The train was emptying. By the time-Stuart got out at his stop, there was only the ticket collector on the platform. “How do I get to the hospital?” Stuart said.
“Afraid you haven’t much choice. You walk.” The ticket collector frowned at the swaying metal shades of the lamps as they clattered with the first large drops of rain. “Wait though, he’s going that way.” He went to the fence between the platform and the car park. “Can you drop our friend here at the hospital?”

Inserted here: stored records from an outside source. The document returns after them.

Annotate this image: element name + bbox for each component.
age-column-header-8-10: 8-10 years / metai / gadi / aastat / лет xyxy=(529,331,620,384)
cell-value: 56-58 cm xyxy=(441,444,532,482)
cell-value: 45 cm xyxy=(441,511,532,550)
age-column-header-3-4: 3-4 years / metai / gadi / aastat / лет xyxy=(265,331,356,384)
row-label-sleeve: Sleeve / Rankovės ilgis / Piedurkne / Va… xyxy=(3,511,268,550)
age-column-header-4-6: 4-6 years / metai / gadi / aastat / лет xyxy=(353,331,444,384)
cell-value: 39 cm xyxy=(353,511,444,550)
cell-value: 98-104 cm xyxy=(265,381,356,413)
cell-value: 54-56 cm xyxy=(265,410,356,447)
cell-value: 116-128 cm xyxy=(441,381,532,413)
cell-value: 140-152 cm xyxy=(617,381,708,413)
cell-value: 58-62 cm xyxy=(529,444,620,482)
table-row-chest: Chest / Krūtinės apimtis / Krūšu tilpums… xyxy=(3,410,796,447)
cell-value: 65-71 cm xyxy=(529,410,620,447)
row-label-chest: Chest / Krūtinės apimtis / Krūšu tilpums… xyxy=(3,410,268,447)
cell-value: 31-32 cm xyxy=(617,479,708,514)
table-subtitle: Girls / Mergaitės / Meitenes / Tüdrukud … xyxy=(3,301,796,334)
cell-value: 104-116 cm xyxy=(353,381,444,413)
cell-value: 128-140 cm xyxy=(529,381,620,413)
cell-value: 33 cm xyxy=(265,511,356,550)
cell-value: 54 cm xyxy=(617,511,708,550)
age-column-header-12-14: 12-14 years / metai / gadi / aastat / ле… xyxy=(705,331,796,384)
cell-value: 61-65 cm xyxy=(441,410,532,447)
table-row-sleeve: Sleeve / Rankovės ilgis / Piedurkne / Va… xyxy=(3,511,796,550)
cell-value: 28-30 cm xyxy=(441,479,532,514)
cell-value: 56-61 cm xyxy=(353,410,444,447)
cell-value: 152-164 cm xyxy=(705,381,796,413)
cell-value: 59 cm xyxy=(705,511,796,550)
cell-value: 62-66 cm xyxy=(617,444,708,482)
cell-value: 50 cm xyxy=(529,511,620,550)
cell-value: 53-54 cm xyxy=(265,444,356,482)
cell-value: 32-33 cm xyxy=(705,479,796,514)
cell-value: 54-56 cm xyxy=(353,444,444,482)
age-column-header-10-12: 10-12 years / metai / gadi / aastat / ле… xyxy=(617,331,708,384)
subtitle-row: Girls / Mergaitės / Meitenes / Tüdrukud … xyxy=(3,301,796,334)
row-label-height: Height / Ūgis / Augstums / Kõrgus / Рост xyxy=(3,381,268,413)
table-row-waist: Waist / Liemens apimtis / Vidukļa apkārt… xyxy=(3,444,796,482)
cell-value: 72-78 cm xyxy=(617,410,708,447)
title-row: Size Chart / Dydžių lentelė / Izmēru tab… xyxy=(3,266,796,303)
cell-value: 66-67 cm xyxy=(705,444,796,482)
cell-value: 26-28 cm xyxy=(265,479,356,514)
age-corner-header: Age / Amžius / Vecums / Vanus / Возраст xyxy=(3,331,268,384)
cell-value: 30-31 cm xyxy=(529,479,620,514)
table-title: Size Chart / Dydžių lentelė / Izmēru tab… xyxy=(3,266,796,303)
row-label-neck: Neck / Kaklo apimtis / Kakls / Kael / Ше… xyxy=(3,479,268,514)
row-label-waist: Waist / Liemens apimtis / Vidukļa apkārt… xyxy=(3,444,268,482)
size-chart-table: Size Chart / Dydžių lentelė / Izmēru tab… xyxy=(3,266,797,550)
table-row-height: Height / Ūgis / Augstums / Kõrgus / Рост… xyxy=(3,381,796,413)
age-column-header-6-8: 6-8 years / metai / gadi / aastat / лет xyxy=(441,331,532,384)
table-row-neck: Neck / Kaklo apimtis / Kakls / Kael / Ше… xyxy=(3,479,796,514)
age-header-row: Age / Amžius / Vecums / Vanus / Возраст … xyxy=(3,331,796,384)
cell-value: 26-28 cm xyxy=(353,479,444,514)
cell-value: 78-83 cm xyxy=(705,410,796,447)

“Why not,” a man said cheerfully. “Jump in before you get wet,” he told Stuart as the fields began to hiss.
It was only when he realized the country house that glimmered through the rain was in fact the hospital that he deduced the last few hundred tree-lined yards must have been an avenue leading into the grounds. “Thank you very much,” he shouted as he dodged under the wide stone porch, but the car was already speeding away.
Dripping urns and stone lions stood among the frantic trees and bushes. Soon a balding young male nurse opened the oak doors. “I’d like to speak to Guilda Kent,” Stuart said.